Expanding the clinical spectrum associated with defects in CNTNAP2 and NRXN1
1 Institute of Human Genetics, Friedrich-Alexander-University Erlangen-Nuremberg, Erlangen, Germany
2 Institut für Humangenetik, Universitätsklinikum, Universität Duisburg-Essen, Essen, Germany
3 Department of Medical Genetics, Kinderzentrum Munich, Munich, Germany
4 Department of Clinical Genetics, Leiden University Medical Centre, Leiden, The Netherlands
5 Institute of Human Genetics, Rheinische Friedrich-Wilhelms-University, Bonn, Germany
6 Institut für Klinische Genetik, Medizinische Fakultät Carl Gustav Carus, Technische Universität Dresden, Dresden, Germany
7 Institute of Medical Genetics and Human Genetics, Charité - Universitätsmedizin Berlin, Berlin, Germany
8 Department of Medical Genetics, Institute of Mother and Child, Warsaw, Poland
9 Center for Human Genetics, Freiburg, Germany
10 Centre de Genetique Humaine, Institut de Pathologie et de Genetique, Gosselies (Charleroi), Belgium
11 Synlab Medizinisches Versorgungszentrum Humane Genetik Munich GmbH, Munich, Germany
12 Department of Human Molecular Genetics, Max Planck Institute for Molecular Genetics, Berlin, Germany
13 Cambridge Institute for Medical Research, Wellcome Trust/MRC Building, Addenbrooke's Hospital, Cambridge, UK
14 Institute of Medical Genetics, University of Zurich, Zurich-Schwerzenbach, Switzerland
BMC Medical Genetics 2011, 12:106 doi:10.1186/1471-2350-12-106Published: 9 August 2011
Heterozygous copy-number and missense variants in CNTNAP2 and NRXN1 have repeatedly been associated with a wide spectrum of neuropsychiatric disorders such as developmental language and autism spectrum disorders, epilepsy and schizophrenia. Recently, homozygous or compound heterozygous defects in either gene were reported as causative for severe intellectual disability.

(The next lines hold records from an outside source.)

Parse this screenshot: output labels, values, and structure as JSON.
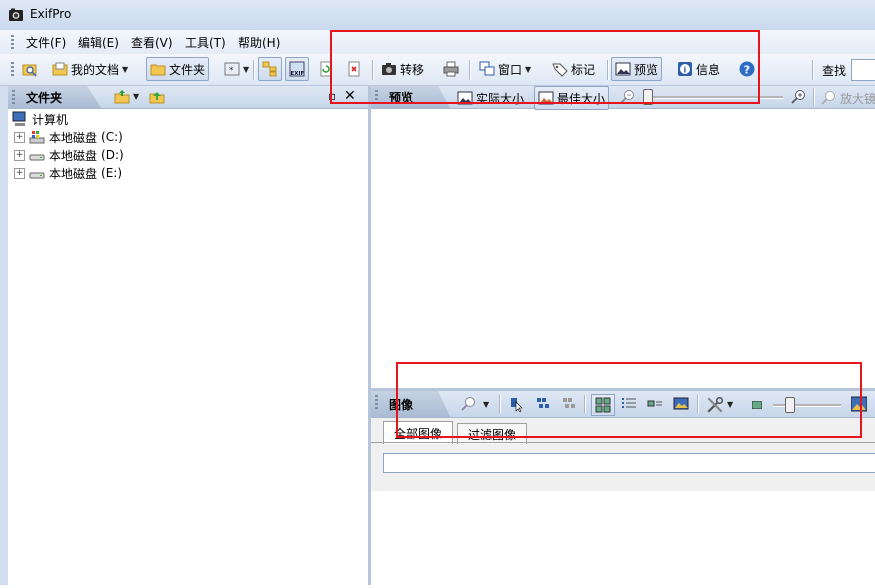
{
  "window": {
    "title": "ExifPro"
  },
  "menu": [
    "文件(F)",
    "编辑(E)",
    "查看(V)",
    "工具(T)",
    "帮助(H)"
  ],
  "toolbar": {
    "my_docs": "我的文档",
    "folder": "文件夹",
    "transfer": "转移",
    "window": "窗口",
    "tag": "标记",
    "preview": "预览",
    "info": "信息",
    "search_label": "查找"
  },
  "left_panel": {
    "title": "文件夹",
    "tree": {
      "root": "计算机",
      "drives": [
        {
          "label": "本地磁盘",
          "letter": "(C:)"
        },
        {
          "label": "本地磁盘",
          "letter": "(D:)"
        },
        {
          "label": "本地磁盘",
          "letter": "(E:)"
        }
      ]
    }
  },
  "preview_panel": {
    "title": "预览",
    "actual_size": "实际大小",
    "best_size": "最佳大小",
    "zoom_in": "放大镜"
  },
  "images_panel": {
    "title": "图像",
    "tabs": [
      "全部图像",
      "过滤图像"
    ]
  },
  "colors": {
    "highlight_box": "#e8141b",
    "chrome": "#dde7f4"
  },
  "icons": [
    "camera-app-icon",
    "folder-browse-icon",
    "zoom-out-icon",
    "zoom-in-icon",
    "info-icon",
    "help-icon"
  ]
}
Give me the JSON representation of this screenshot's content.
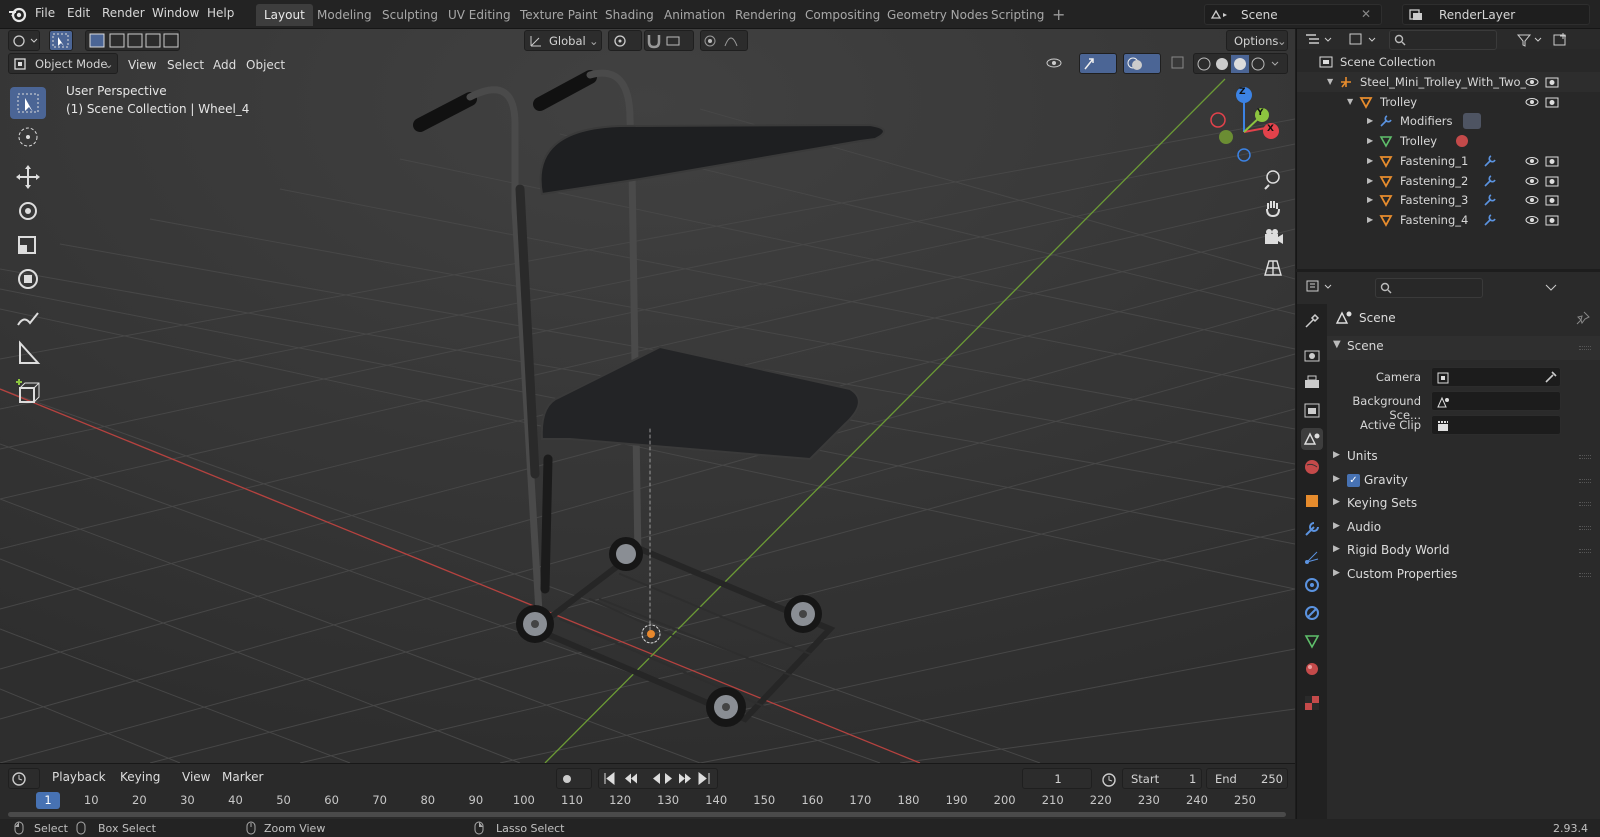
{
  "menus": [
    "File",
    "Edit",
    "Render",
    "Window",
    "Help"
  ],
  "workspace_tabs": [
    "Layout",
    "Modeling",
    "Sculpting",
    "UV Editing",
    "Texture Paint",
    "Shading",
    "Animation",
    "Rendering",
    "Compositing",
    "Geometry Nodes",
    "Scripting"
  ],
  "active_tab": "Layout",
  "scene_name": "Scene",
  "view_layer": "RenderLayer",
  "viewport": {
    "transform_orientation": "Global",
    "options_label": "Options",
    "mode": "Object Mode",
    "header_menus": [
      "View",
      "Select",
      "Add",
      "Object"
    ],
    "perspective_label": "User Perspective",
    "collection_info": "(1) Scene Collection | Wheel_4",
    "gizmo_axes": {
      "x": "X",
      "y": "Y",
      "z": "Z"
    }
  },
  "outliner": {
    "root": "Scene Collection",
    "rows": [
      {
        "label": "Steel_Mini_Trolley_With_Two_",
        "icon": "empty-icon"
      },
      {
        "label": "Trolley",
        "icon": "object-icon"
      },
      {
        "label": "Modifiers",
        "icon": "wrench-icon"
      },
      {
        "label": "Trolley",
        "icon": "mesh-data-icon"
      },
      {
        "label": "Fastening_1",
        "icon": "object-icon"
      },
      {
        "label": "Fastening_2",
        "icon": "object-icon"
      },
      {
        "label": "Fastening_3",
        "icon": "object-icon"
      },
      {
        "label": "Fastening_4",
        "icon": "object-icon"
      }
    ]
  },
  "properties": {
    "header": "Scene",
    "panel_title": "Scene",
    "camera_label": "Camera",
    "background_label": "Background Sce...",
    "active_clip_label": "Active Clip",
    "gravity_checked": true,
    "panels": [
      "Units",
      "Gravity",
      "Keying Sets",
      "Audio",
      "Rigid Body World",
      "Custom Properties"
    ]
  },
  "timeline": {
    "menus": [
      "Playback",
      "Keying",
      "View",
      "Marker"
    ],
    "current_frame": "1",
    "start_label": "Start",
    "start": "1",
    "end_label": "End",
    "end": "250",
    "frame_labels": [
      "1",
      "10",
      "20",
      "30",
      "40",
      "50",
      "60",
      "70",
      "80",
      "90",
      "100",
      "110",
      "120",
      "130",
      "140",
      "150",
      "160",
      "170",
      "180",
      "190",
      "200",
      "210",
      "220",
      "230",
      "240",
      "250"
    ]
  },
  "status": {
    "select": "Select",
    "box_select": "Box Select",
    "zoom_view": "Zoom View",
    "lasso_select": "Lasso Select",
    "version": "2.93.4"
  },
  "colors": {
    "accent": "#4b6595",
    "x_axis": "#e2424b",
    "y_axis": "#8cc43f",
    "z_axis": "#3c83e4",
    "object_orange": "#e78c2d"
  }
}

99 patients with severe intellectual disability and resemblance to Pitt-Hopkins syndrome and/or suspected recessive inheritance were screened for mutations in CNTNAP2 and NRXN1. Molecular karyotyping was performed in 45 patients. In 8 further patients with variable intellectual disability and heterozygous deletions in either CNTNAP2 or NRXN1, the remaining allele was sequenced.
By molecular karyotyping and mutational screening of CNTNAP2 and NRXN1 in a group of severely intellectually disabled patients we identified a heterozygous deletion in NRXN1 in one patient and heterozygous splice-site, frameshift and stop mutations in CNTNAP2 in four patients, respectively. Neither in these patients nor in eight further patients with heterozygous deletions within NRXN1 or CNTNAP2 we could identify a defect on the second allele. One deletion in NRXN1 and one deletion in CNTNAP2 occurred de novo, in another family the deletion was also identified in the mother who had learning difficulties, and in all other tested families one parent was shown to be healthy carrier of the respective deletion or mutation.
We report on patients with heterozygous defects in CNTNAP2 or NRXN1 associated with severe intellectual disability, which has only been reported for recessive defects before. These results expand the spectrum of phenotypic severity in patients with heterozygous defects in either gene. The large variability between severely affected patients and mildly affected or asymptomatic carrier parents might suggest the presence of a second hit, not necessarily located in the same gene.